As crypto continues to evolve rapidly with increased adoption and regulation, legal decisions surrounding it are also keeping pace.
Just recently, a United States federal judge has decided that participants in decentralized autonomous organizations (DAOs) can be held liable for the actions of other members under California’s partnership laws.
Particularly, Judge Vince Chhabria of the US District Court for the Northern District of California ruled that the governing body behind Lido DAO qualifies as a general partnership under state law.
This ruling has major implications for the decentralized finance (DeFi) sector, as it could legally hold DAO members responsible for the organization’s activities.
According to the report, the lawsuit, brought forth by investor Andrew Samuels, stems from his purchase of tokens issued by Lido DAO. Samuels claimed financial losses and argued that the DAO had failed to register its tokens as securities with the US Securities and Exchange Commission (SEC).
Consequently, he sought to hold Lido DAO and its identifiable partners liable under Section 12(a)(1) of the Securities Act which states that “purchasers are allowed to sue sellers for offering or selling a non-exempt security without registering it.”
In his decision, Judge Chhabria found that Samuels had “sufficiently alleged” that Lido DAO and its identifiable partners could not claim immunity from legal liability.
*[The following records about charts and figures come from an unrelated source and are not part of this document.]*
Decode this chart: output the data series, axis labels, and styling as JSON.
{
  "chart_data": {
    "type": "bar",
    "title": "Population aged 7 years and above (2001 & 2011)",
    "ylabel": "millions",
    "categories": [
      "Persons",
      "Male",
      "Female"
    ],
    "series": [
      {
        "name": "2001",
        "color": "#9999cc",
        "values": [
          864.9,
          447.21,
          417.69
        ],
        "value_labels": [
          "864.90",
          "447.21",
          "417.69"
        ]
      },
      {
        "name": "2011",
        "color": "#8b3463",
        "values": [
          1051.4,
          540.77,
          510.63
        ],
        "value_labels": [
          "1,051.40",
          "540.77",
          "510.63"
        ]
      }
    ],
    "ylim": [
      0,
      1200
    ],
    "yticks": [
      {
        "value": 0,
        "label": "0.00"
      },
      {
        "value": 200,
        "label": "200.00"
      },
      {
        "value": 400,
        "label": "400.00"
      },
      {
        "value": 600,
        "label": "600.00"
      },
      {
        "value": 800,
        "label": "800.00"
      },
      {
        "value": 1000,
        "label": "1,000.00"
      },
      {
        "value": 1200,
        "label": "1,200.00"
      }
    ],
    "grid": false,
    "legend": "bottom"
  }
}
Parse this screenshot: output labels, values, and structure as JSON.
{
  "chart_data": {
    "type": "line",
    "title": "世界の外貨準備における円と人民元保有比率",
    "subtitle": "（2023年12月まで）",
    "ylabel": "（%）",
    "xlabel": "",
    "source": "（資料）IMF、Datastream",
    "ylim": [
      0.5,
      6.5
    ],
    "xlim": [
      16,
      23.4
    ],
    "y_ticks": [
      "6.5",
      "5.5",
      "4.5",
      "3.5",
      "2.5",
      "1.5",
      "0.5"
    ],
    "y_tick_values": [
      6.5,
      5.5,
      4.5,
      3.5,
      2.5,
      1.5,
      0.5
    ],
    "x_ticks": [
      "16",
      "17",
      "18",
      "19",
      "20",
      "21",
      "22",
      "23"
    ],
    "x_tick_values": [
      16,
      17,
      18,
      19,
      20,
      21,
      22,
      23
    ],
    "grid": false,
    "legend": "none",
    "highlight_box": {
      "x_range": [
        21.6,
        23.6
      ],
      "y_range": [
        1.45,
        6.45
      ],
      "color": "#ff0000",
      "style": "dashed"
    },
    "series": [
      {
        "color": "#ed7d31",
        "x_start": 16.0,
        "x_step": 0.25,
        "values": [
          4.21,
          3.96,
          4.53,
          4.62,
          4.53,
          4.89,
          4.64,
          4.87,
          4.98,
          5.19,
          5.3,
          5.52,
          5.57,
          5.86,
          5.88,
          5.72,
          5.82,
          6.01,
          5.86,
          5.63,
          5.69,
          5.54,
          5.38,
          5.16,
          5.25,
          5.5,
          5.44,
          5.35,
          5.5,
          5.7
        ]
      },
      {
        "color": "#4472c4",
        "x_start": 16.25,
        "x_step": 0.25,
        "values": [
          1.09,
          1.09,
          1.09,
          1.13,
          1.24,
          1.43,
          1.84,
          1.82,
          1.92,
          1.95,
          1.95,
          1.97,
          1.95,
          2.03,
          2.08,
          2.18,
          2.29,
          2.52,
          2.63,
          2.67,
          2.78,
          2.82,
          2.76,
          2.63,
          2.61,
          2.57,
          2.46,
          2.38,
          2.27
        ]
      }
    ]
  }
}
The court ruled that Lido DAO meets the criteria of a general partnership under California law, thereby holding its partners accountable for the crypto organization’s actions.
This interpretation has set a new precedent for how crypto DAOs, which operate without centralized management, may be regulated under existing partnership laws.
Samuels identified four major institutional investors—Paradigm Operations, Andreessen Horowitz, Dragonfly Digital Management, and Robot Ventures—as alleged partners within the Lido DAO.
He claimed that these entities played active roles in the governance and operations of Lido DAO, thereby assuming partnership responsibilities that could expose them to liability for the DAO’s actions. In response, all four firms sought to have the case dismissed.
The court, however, only approved Robot Ventures’ motion to dismiss, citing insufficient evidence to establish it as a general partner.
Meanwhile, Paradigm, Andreessen Horowitz, and Dragonfly’s dismissal requests were rejected, as the judge found their participation in Lido DAO’s governance sufficient to categorize them as general partners under state law.
The ruling has led to significant debate within the crypto and DeFi communities. Legal experts warn that this precedent could lead to “increased liability” for DAO participants, potentially stifling decentralized governance.
For instance, Miles Jennings, general counsel and head of decentralization at a16z Crypto, commented on the implications of the court’s decision.
Jennings emphasized that even minimal involvement, such as posting in a DAO’s forum, could now expose members to liability under California’s partnership laws. This, he warned, represents a critical challenge for decentralized governance and calls for greater legal clarity.
Today, a California judge dealt a huge blow to decentralized governance.
Under the ruling, any DAO participation (even posting in a forum) could be sufficient to hold DAO members liable for the actions of other members under general partnership laws.